Hiking in Hawaii can conjure up some unique weather. It might start off a little chilly in the morning, but by the end your kids might be wanting to run around in their underwear! Be prepared for all scenarios, and consider dressing your keiki in our coveralls, as they are lightweight but long sleeved and can protect them from bugs. Remember to dress in layers, bring bug spray for when you’re hiking in those damp, forested areas, and always, always apply sunscreen!
Even if you choose the most kid-friendly, accessible hike you can find, hiking still poses possible dangers. When hiking in Hawaii, you may encounter loose rocks, slippery mud, and heights. Remember to keep in mind the weather forecast, especially if you’re hiking areas where you have to cross streams or encounter waterfalls. Some areas are prone to heavy rain, or even flash flooding, so make sure you always take these extra precautions and are mindful of the weather. While this may sound scary, if you ensure that you keep your kids close by and that they understand the possible dangers, you can still have a great experience!
You and your ‘ohana are ready to begin their hike! You’ve prepared all you’ve needed to and everyone feels good and ready to go. To maximize your kids’ experience, let them go at their own pace. Oftentimes as adults, we’re focused on getting to the end of the hike and ploughing ahead. But for kids, they often want to look under rocks, climb trees, and generally meander about. Allowing them to enjoy the nature around them and explore a little bit is one of the best parts about hiking.
We hope you found these tips helpful. Hiking is an activity that you and your family can enjoy together and create fun memories for years to come. The Hawaiian islands are a unique and special place, so always remember to respect the ‘aina when you’re exploring. Keep in mind that many trailheads are through neighborhoods and near homes, so make sure you are respectful, quiet, and park only where allowed. Never go onto private property, and whatever you bring on your hike, bring it home with you, too. And always remember that when you are parked at your hike, don’t leave any valuables in the car and always make sure you lock it before you begin your adventure! If you have any other tips and tricks you find helpful when hiking in Hawaii with your keiki, let us know in the comments!
Big Island Trails:
Makalawena Beach: When adventuring to the beautiful beach of Makalawena, you’ll want to take trailhead #2 to ensure the shortest and safest route for you and your family. Once you’ve finished this short hike, you’ll arrive at one of the most beautiful beaches in Hawaii.
Kiholo Bay and Wainanalii Lagoon: An easy hike in one of Hawaii’s most beautiful areas.
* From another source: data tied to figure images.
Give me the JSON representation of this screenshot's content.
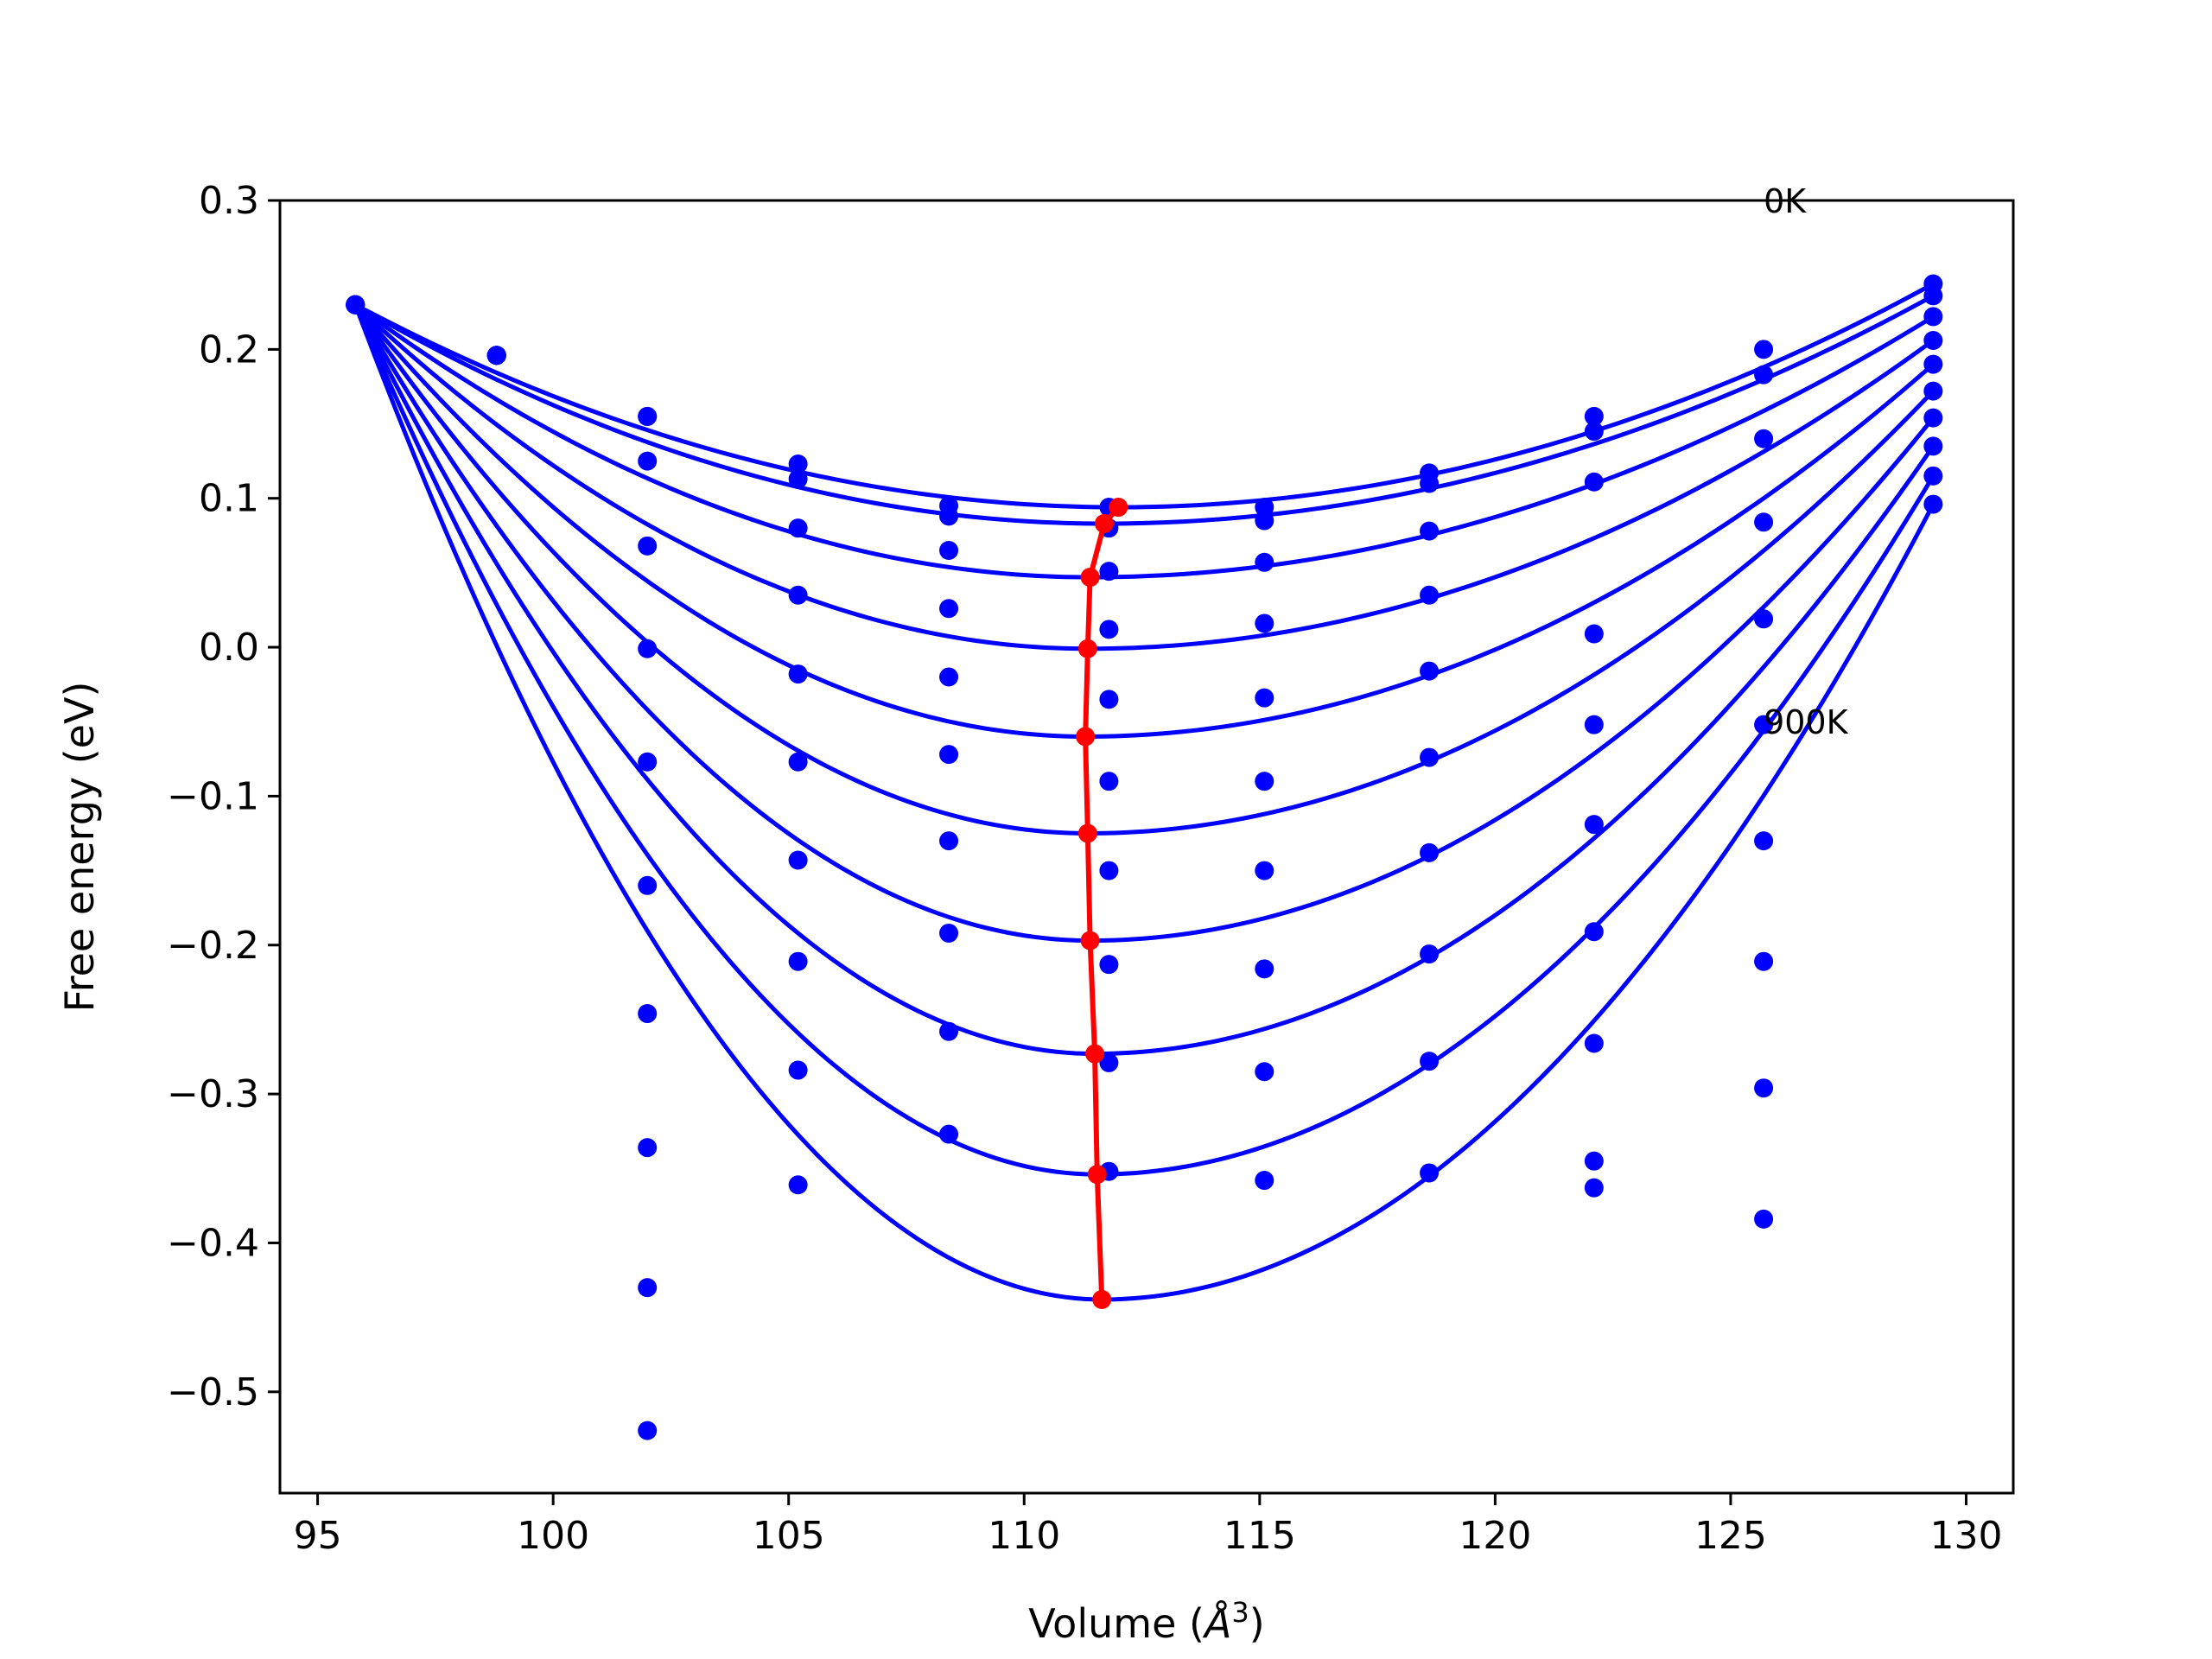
{
  "chart_data": {
    "type": "scatter",
    "xlabel": "Volume (Å³)",
    "xlabel_main": "Volume (",
    "xlabel_unit": "Å",
    "xlabel_exp": "3",
    "xlabel_close": ")",
    "ylabel": "Free energy (eV)",
    "xlim": [
      94.2,
      131.0
    ],
    "ylim": [
      -0.568,
      0.3
    ],
    "xticks": [
      95,
      100,
      105,
      110,
      115,
      120,
      125,
      130
    ],
    "yticks": [
      0.3,
      0.2,
      0.1,
      0.0,
      -0.1,
      -0.2,
      -0.3,
      -0.4,
      -0.5
    ],
    "ytick_labels": [
      "0.3",
      "0.2",
      "0.1",
      "0.0",
      "−0.1",
      "−0.2",
      "−0.3",
      "−0.4",
      "−0.5"
    ],
    "grid": false,
    "fit_color": "#0000ff",
    "minima_color": "#ff0000",
    "annotations": [
      {
        "text": "0K",
        "x": 125.7,
        "y": 0.3
      },
      {
        "text": "900K",
        "x": 125.7,
        "y": -0.05
      }
    ],
    "volumes": [
      95.8,
      98.8,
      102.0,
      105.2,
      108.4,
      111.8,
      115.1,
      118.6,
      122.1,
      125.7,
      129.3
    ],
    "series": [
      {
        "min_v": 112.0,
        "min_f": 0.094,
        "energies": [
          0.23,
          0.196,
          0.155,
          0.123,
          0.095,
          0.094,
          0.094,
          0.117,
          0.155,
          0.2,
          0.244
        ]
      },
      {
        "min_v": 111.7,
        "min_f": 0.083,
        "energies": [
          0.23,
          0.196,
          0.155,
          0.113,
          0.088,
          0.08,
          0.085,
          0.11,
          0.145,
          0.183,
          0.236
        ]
      },
      {
        "min_v": 111.4,
        "min_f": 0.047,
        "energies": [
          0.23,
          0.196,
          0.125,
          0.08,
          0.065,
          0.051,
          0.057,
          0.078,
          0.111,
          0.14,
          0.222
        ]
      },
      {
        "min_v": 111.35,
        "min_f": -0.001,
        "energies": [
          0.23,
          0.196,
          0.068,
          0.035,
          0.026,
          0.012,
          0.016,
          0.035,
          0.009,
          0.084,
          0.206
        ]
      },
      {
        "min_v": 111.3,
        "min_f": -0.06,
        "energies": [
          0.23,
          0.196,
          -0.001,
          -0.018,
          -0.02,
          -0.035,
          -0.034,
          -0.016,
          -0.052,
          0.019,
          0.19
        ]
      },
      {
        "min_v": 111.35,
        "min_f": -0.125,
        "energies": [
          0.23,
          0.196,
          -0.077,
          -0.077,
          -0.072,
          -0.09,
          -0.09,
          -0.074,
          -0.119,
          -0.052,
          0.172
        ]
      },
      {
        "min_v": 111.4,
        "min_f": -0.197,
        "energies": [
          0.23,
          0.196,
          -0.16,
          -0.143,
          -0.13,
          -0.15,
          -0.15,
          -0.138,
          -0.191,
          -0.13,
          0.154
        ]
      },
      {
        "min_v": 111.5,
        "min_f": -0.273,
        "energies": [
          0.23,
          0.196,
          -0.246,
          -0.211,
          -0.192,
          -0.213,
          -0.216,
          -0.206,
          -0.266,
          -0.211,
          0.135
        ]
      },
      {
        "min_v": 111.55,
        "min_f": -0.354,
        "energies": [
          0.23,
          0.196,
          -0.336,
          -0.284,
          -0.258,
          -0.279,
          -0.285,
          -0.278,
          -0.345,
          -0.296,
          0.115
        ]
      },
      {
        "min_v": 111.65,
        "min_f": -0.438,
        "energies": [
          0.23,
          0.196,
          -0.43,
          -0.361,
          -0.327,
          -0.352,
          -0.358,
          -0.353,
          -0.363,
          -0.384,
          0.096
        ]
      },
      {
        "min_v": null,
        "min_f": null,
        "energies": [
          null,
          null,
          -0.526,
          null,
          null,
          null,
          null,
          null,
          null,
          null,
          null
        ]
      }
    ]
  }
}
Along this trail you’ll encounter two ancient fish ponds that are filled with native fish species and you’re likely to see some sea turtles enjoying the blue waters!
Ala Kahakai National Historic Trail: This trail hike is part of a 175-mile long trail that has connected Hawaiian communities for years. This one will take you along the coast with some beautiful ocean views — but there’s no shade here, so be prepared with lots of water and sunscreen!